Светлый фон

Хуже всего то, что я знаю, что даже после смерти Кэри Хейла время не остановится. Часы не вернутся назад, и сейчас я просто теряю время, злобствуя, сидя в его комнате на верху. Я вспомнила своих родителей, и то, как я бесилась, каждый раз, когда мама с папой уезжали, и как Алекс просил меня быть терпимее. Я не хотела быть терпимее, потому что думала только о себе, и своих задетых чувствах. Если бы тогда, я знала, что произойдет, я бы не устраивала истерик. Или если бы это случилось, и они уехали, я бы звонила им каждый день, и ни разу, при разговоре не намекнула на то, что иногда сомневаюсь, не удочерили ли они меня, чтобы в семье была хоть одна девочка.

Я пошла за Кэри Хейлом, уже приготовив список вопросов.

Выйдя из комнаты, я посмотрела вниз, на первый этаж и удивилась: гостиная и холл выглядели так, словно Кэри Хейл собирался уезжать — мебель стояла в чехлах, и даже запах был какой-то заброшенный. Похоже, Кэри редко спускался вниз, из своей комнаты.

Все это не понравилось мне.

Он словно уже умер.

Я нашла Кэри на кухне, готовящим яичницу с беконом.

— Я решил, что ты должна поесть, — сказал он. С чего бы такая забота? — Перед тем как ты уйдешь.

А, теперь ясно. Все-таки он хочет, чтобы я ушла. Вот жалость, потому, что его желанию не суждено сбыться.

— Серена сказала, — тщательно подбирая слова заговорила я, присаживаясь за стол, за которым мы говорили неделю назад, — что ты умираешь, потому что влюблен в меня.

— Серена…

— Лжет, я знаю, — закончила я. Он не любил меня. Он преследовал меня чтобы забрать свою душу, вот и все.

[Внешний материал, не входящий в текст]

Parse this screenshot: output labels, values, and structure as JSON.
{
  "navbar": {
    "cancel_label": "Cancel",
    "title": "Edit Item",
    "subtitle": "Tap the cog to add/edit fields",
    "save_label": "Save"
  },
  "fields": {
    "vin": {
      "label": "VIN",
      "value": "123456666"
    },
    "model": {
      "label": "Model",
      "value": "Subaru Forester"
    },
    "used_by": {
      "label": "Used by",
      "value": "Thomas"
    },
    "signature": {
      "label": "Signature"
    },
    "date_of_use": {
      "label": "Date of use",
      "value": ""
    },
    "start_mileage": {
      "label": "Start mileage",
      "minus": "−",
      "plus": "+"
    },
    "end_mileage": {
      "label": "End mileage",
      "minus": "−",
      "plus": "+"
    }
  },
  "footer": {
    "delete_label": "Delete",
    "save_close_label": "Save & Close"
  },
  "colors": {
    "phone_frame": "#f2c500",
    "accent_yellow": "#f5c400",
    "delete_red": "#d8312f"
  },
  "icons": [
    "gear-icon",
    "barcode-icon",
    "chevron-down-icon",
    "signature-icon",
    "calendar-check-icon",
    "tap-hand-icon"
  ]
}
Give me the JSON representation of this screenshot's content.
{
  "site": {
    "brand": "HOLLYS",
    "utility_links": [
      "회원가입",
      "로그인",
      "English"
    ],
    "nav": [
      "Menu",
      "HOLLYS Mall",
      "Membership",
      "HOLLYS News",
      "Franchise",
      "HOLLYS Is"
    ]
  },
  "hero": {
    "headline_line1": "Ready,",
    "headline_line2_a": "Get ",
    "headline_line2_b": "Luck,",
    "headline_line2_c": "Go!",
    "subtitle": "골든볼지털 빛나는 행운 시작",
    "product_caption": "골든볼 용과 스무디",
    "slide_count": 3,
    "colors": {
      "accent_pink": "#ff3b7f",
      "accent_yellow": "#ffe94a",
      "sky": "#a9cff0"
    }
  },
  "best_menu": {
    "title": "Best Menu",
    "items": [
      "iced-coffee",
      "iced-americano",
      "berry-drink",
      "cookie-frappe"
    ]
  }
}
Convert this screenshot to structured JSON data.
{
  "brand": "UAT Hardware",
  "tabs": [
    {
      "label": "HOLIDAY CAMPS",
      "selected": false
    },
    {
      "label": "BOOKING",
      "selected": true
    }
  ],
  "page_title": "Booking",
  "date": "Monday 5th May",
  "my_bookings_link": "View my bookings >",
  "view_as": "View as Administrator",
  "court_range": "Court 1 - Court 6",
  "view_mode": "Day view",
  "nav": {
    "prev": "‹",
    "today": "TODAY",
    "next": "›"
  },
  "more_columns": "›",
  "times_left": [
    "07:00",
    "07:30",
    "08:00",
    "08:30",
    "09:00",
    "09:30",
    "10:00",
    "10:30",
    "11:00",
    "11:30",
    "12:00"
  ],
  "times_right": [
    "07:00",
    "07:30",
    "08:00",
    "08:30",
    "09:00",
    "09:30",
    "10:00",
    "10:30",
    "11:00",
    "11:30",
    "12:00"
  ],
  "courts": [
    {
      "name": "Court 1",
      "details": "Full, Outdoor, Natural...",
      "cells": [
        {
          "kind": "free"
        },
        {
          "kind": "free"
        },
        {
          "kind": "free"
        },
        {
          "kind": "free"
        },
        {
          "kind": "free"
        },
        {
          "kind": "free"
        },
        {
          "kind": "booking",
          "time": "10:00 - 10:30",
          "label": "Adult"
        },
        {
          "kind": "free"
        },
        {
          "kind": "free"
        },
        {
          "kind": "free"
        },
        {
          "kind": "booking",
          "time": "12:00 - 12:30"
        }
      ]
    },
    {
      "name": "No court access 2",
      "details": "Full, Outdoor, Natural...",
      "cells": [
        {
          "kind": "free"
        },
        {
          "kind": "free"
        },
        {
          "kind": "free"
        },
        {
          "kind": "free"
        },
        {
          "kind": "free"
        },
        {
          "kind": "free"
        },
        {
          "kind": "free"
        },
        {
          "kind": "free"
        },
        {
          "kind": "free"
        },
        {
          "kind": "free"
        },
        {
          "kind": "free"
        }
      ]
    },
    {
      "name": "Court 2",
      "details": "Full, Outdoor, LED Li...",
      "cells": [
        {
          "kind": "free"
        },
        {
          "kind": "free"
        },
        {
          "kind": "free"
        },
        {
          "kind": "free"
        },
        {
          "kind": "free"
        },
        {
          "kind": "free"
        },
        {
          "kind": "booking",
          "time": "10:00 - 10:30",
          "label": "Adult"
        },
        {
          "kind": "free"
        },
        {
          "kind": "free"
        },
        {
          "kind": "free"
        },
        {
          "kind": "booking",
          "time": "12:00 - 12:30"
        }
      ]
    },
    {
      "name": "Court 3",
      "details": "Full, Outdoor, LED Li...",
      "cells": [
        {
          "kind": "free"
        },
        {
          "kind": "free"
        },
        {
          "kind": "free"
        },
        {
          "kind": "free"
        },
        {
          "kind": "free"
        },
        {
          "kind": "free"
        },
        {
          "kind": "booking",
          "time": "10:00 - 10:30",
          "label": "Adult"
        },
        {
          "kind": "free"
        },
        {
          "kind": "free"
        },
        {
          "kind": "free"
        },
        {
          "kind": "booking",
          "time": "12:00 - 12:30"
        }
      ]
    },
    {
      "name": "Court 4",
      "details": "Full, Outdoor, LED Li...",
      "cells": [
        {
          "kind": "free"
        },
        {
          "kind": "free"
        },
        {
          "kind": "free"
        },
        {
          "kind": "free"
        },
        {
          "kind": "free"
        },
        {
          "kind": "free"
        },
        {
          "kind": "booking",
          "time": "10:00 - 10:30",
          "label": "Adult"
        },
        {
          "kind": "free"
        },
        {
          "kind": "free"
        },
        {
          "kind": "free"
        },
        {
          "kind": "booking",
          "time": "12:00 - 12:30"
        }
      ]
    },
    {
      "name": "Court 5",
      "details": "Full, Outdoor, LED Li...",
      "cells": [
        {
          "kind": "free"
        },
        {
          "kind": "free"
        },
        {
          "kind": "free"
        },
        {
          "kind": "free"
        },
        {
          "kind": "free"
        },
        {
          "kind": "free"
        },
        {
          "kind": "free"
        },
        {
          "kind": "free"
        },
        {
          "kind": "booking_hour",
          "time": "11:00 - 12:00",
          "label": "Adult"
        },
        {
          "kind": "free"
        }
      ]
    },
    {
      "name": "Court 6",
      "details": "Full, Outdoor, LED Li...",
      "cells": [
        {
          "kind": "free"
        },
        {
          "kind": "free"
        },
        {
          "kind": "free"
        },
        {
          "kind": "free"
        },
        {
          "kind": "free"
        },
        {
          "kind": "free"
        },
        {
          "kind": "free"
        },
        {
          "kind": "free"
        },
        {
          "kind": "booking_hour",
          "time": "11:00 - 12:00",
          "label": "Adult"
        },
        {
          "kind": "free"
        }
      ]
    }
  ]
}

Кэри Хейл выключил конфорку, достал с полки тарелку, и положил еду на нее. Он обернулся ко мне, и произнес:

— Нет, она не лжет. Думаю, это правда.

— Что значит «ты думаешь»? — дрогнувшим голосом спросила я.

Нужно вести себя естественно, словно я этого не слышала. Как только слова дойдут до мозга мое сердце снова устроит этот марафон в груди, а кровь прильет к щекам.

— Не думаю. Она права. — Кэри Хейл, как ни в чем не бывало, подошел ко мне, поставил передо мной яичницу с беконом, положил вилку и нож, и сел рядом на барном стуле.

— Как-то ты легко об этом говоришь, — проворчала я, стараясь скрыть смущение. Я стала проглатывать еду, чтобы еще чего-то не сказать. Горло обожгло.

Кэри Хейл уставился на меня:

— А как я должен говорить об этом? У меня нет души.

— И как тогда ты можешь кого-то любить, если у тебя нет души? — Я стала злиться. Зачем он снова мне голову морочит?!